4. Age & Performance

>* Students are between 13 to 15 years old, with most being 14 years old (median age).


# Add total and average Columns

In [None]:
df['total']=df["Science"]+df['English']+df['History']+df["Maths"]
df['average']=df['total']/4
df.head()

# Data Analysis

In [None]:
df.columns

## Top Student Overall (Highest Total Marks)

In [None]:
top_student = df.loc[df['total'].idxmax()]
top_student

> **Dunn (ID 11, Section C)** achieved the highest total marks (361) with an impressive average of 90.25%. He scored a perfect 100 in Science and also performed well in English (93) and History (87).

## Top Scorer in Each Section

In [None]:
top_per_section = df.loc[df.groupby("Section")["total"].idxmax()]
top_per_section

### Insights:

>* **Dunn (Section C)** is the overall top scorer with 361 marks (90.25%).
>* **Patrizia (Section A)** is the best in Section A with 356 marks (89.00%).
>* **Ruddie (Section B)** leads Section B with 333 marks (83.25%).

## The Best Performer in Each Subject

In [None]:
# Best in science
best_science = df.loc[df['Science'].idxmax(), ['Name', 'Science','Section']]
best_science

> **Dunn**(section C) is best in science 100 out of 100

In [None]:
# best in english
best_english = df.loc[df['English'].idxmax(), ['Name', 'English','Section']]
best_english

> **Brandise**(Section A) is best in english with full score

In [None]:
# best in History
best_History = df.loc[df['History'].idxmax(), ['Name', 'History','Section']]
best_History

> **Drusi**(Section C) is best in History with full marks

In [None]:
# best in maths
best_maths = df.loc[df['Maths'].idxmax(), ['Name', 'Maths','Section']]
best_maths

> **David**(Section B) is best in maths with full marks

## Visualization of Average score

In [None]:
plt.figure(figsize=(8, 5))
sns.histplot(df['average'], bins=10, kde=True, color="skyblue")

# Customize the chart
plt.title("Distribution of Student Average Scores", fontsize=14)
plt.xlabel("Average Score", fontsize=12)
plt.ylabel("Number of Students", fontsize=12)
plt.grid(axis='y', linestyle="--", alpha=0.7)
plt.show()

plt.savefig('Distribution_of_student_average_scores.png')

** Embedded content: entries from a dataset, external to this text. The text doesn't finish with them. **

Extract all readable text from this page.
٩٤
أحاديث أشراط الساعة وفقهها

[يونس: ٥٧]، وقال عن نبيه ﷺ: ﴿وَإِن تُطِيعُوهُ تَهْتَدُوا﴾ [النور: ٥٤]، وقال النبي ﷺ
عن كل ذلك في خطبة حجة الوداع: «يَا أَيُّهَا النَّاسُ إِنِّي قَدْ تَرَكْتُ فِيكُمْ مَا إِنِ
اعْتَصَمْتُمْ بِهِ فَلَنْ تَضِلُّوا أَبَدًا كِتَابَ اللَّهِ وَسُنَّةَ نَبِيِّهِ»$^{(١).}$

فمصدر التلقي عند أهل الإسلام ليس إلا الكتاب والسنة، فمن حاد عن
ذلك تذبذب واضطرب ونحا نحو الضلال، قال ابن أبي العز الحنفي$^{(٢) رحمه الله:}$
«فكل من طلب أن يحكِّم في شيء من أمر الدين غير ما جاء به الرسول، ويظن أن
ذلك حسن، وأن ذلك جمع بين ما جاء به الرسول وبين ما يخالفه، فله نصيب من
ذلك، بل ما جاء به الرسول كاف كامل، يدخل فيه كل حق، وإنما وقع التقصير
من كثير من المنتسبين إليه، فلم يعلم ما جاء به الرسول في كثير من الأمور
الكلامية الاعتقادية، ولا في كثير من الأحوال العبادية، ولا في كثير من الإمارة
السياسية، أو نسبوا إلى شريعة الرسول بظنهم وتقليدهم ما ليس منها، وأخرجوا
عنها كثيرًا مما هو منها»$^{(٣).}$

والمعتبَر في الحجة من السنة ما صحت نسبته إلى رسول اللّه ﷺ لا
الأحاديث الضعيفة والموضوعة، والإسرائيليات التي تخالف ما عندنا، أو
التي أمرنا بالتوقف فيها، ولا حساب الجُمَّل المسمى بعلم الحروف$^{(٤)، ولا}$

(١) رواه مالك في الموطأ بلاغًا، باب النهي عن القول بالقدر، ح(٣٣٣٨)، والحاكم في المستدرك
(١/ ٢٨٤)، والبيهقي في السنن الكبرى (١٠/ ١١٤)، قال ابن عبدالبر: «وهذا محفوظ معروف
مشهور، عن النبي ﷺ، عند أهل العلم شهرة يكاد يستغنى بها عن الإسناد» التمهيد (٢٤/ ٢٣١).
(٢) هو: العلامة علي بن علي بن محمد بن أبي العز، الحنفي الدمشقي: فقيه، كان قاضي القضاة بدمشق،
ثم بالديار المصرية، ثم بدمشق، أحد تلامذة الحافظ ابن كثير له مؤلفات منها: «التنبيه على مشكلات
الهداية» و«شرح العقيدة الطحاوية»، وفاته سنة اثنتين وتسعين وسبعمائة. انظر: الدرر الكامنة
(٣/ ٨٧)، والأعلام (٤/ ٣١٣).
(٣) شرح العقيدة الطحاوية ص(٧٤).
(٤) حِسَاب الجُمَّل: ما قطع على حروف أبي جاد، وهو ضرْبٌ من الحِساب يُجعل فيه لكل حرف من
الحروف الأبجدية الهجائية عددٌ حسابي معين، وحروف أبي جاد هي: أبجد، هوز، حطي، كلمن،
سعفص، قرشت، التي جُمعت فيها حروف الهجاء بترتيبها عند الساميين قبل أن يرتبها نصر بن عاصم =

 > normal distribution where most students have scores around 50-60, with fewer students at the extremes.

 # Conclusion for Student Marks Analysis

## Overall Top Scorer

The highest-scoring student is **Dunn (Section C)** with a total score of 361 and an average of 90.25%. Dunn performed exceptionally well across all subjects.

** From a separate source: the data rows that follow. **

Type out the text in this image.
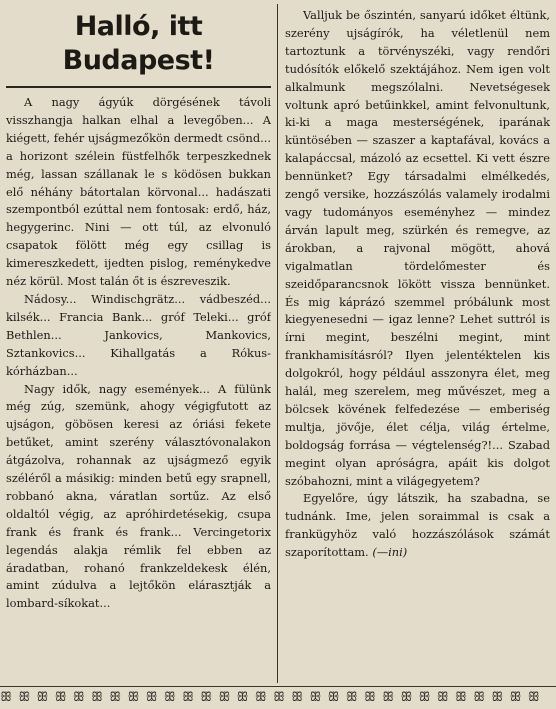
Halló, itt Budapest!

A nagy ágyúk dörgésének távoli visszhangja halkan elhal a levegőben... A kiégett, fehér ujságmezőkön dermedt csönd... a horizont szélein füstfelhők terpeszkednek még, lassan szállanak le s ködösen bukkan elő néhány bátortalan körvonal... hadászati szempontból ezúttal nem fontosak: erdő, ház, hegygerinc. Nini — ott túl, az elvonuló csapatok fölött még egy csillag is kimereszkedett, ijedten pislog, reménykedve néz körül. Most talán őt is észreveszik.

Nádosy... Windischgrätz... vádbeszéd... kilsék... Francia Bank... gróf Teleki... gróf Bethlen... Jankovics, Mankovics, Sztankovics... Kihallgatás a Rókus-kórházban...

Nagy idők, nagy események... A fülünk még zúg, szemünk, ahogy végigfutott az ujságon, göbösen keresi az óriási fekete betűket, amint szerény választóvonalakon átgázolva, rohannak az ujságmező egyik széléről a másikig: minden betű egy srapnell, robbanó akna, váratlan sortűz. Az első oldaltól végig, az apróhirdetésekig, csupa frank és frank és frank... Vercingetorix legendás alakja rémlik fel ebben az áradatban, rohanó frankzeldekesk élén, amint zúdulva a lejtőkön elárasztják a lombard-síkokat...

Valljuk be őszintén, sanyarú időket éltünk, szerény ujságírók, ha véletlenül nem tartoztunk a törvényszéki, vagy rendőri tudósítók előkelő szektájához. Nem igen volt alkalmunk megszólalni. Nevetségesek voltunk apró betűinkkel, amint felvonultunk, ki-ki a maga mesterségének, iparának küntösében — szaszer a kaptafával, kovács a kalapáccsal, mázoló az ecsettel. Ki vett észre bennünket? Egy társadalmi elmélkedés, zengő versike, hozzászólás valamely irodalmi vagy tudományos eseményhez — mindez árván lapult meg, szürkén és remegve, az árokban, a rajvonal mögött, ahová vigalmatlan tördelőmester és szeidőparancsnok lökött vissza bennünket. És mig káprázó szemmel próbálunk most kiegyenesedni — igaz lenne? Lehet suttról is írni megint, beszélni megint, mint frankhamisításról? Ilyen jelentéktelen kis dolgokról, hogy például asszonyra élet, meg halál, meg szerelem, meg művészet, meg a bölcsek kövének felfedezése — emberiség multja, jövője, élet célja, világ értelme, boldogság forrása — végtelenség?!... Szabad megint olyan apróságra, apáit kis dolgot szóbahozni, mint a világegyetem?

Egyelőre, úgy látszik, ha szabadna, se tudnánk. Ime, jelen soraimmal is csak a frankügyhöz való hozzászólások számát szaporítottam. (—ini)

ꕥ ꕥ ꕥ ꕥ ꕥ ꕥ ꕥ ꕥ ꕥ ꕥ ꕥ ꕥ ꕥ ꕥ ꕥ ꕥ ꕥ ꕥ ꕥ ꕥ ꕥ ꕥ ꕥ ꕥ ꕥ ꕥ ꕥ ꕥ ꕥ ꕥ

## Top Student in Each Section

* **Dunn (Section C)** – 361 marks (90.25%) → Overall Top Scorer  
* **Patrizia (Section A)** – 356 marks (89.00%) → Top in Section A  
* **Ruddie (Section B)** – 333 marks (83.25%) → Top in Section B  

## Top Scorer in Each Subject

**Subject**	- **Top Scorer** - **Section** - **Score**   

Science - **Dunn**	   - C - 100/100   
English - **Brandise** - A - 100/100   
History - **Drusi**	   - C - 100/100  
Maths	- **David**    - B - 100/100  

# Key Takeaways

* Dunn (Section C) is the overall top performer, leading in Science.
* Each section has strong students, with Section A and C showing competitive scores.
* Four students achieved full marks in their respective subjects, proving excellence in Science, English, History, and Maths.